Moleculen, cellen en organismen zijn van een verschillend organisatieniveau. Organisatieniveaus zijn
gerangschikt van klein (molecuul) naar groot (systeem Aarde). Organisatieniveaus geven een indeling
van biologische structuren, waarbij elk volgend niveau complexer is en voortbouwt op de onderdelen
uit de onderliggende niveaus. Zo bestaat een orgaan uit weefsels en bestaat een cel uit allerlei
organellen, onderdelen van een cel, die allemaal een deel van de bouw en de functie van de cel voor
hun rekening nemen.
Van molecuul naar systeem Aarde
De verschillende organisatieniveaus:
Molecuul: bestaat uit twee of meer atomen.
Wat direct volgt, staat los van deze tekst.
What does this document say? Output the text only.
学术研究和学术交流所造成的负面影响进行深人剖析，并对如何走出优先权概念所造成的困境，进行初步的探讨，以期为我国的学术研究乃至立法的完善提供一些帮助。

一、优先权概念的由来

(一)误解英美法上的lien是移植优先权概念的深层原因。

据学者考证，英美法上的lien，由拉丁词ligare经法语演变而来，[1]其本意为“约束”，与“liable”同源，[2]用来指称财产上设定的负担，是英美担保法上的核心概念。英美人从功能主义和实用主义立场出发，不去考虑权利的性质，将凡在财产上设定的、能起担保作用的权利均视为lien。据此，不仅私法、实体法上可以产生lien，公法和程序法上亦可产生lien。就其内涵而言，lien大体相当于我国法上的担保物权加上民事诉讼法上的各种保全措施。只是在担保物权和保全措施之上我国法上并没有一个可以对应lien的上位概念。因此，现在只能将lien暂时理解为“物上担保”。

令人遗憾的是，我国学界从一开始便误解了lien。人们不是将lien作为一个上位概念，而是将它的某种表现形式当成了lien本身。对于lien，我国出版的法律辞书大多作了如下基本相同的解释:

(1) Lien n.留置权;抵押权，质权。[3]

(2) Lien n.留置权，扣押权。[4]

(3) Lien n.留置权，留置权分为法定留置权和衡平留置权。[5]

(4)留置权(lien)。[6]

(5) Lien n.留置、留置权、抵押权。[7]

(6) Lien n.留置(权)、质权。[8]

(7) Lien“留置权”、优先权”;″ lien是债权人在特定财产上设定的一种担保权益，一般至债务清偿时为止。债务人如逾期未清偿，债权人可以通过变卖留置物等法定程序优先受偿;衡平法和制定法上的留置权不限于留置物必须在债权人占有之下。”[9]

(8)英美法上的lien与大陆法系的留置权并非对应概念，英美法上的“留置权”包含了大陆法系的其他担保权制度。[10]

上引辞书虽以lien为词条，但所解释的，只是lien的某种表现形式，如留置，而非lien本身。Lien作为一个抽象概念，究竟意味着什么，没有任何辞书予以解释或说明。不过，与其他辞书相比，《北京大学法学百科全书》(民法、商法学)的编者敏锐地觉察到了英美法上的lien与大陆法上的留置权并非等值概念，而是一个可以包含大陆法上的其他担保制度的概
Het zijn de kleinste deeltjes van een stof met
nog alle eigenschappen van die stof.
Organel: een onderdeel van de cel met een bepaalde taak.
Cel: de functionele basiseenheid van elk organisme. Een cel bevat cytoplasma en erfelijk
materiaal en is omringd door een membraan.
Weefsel: een groep cellen met dezelfde bouw en functie.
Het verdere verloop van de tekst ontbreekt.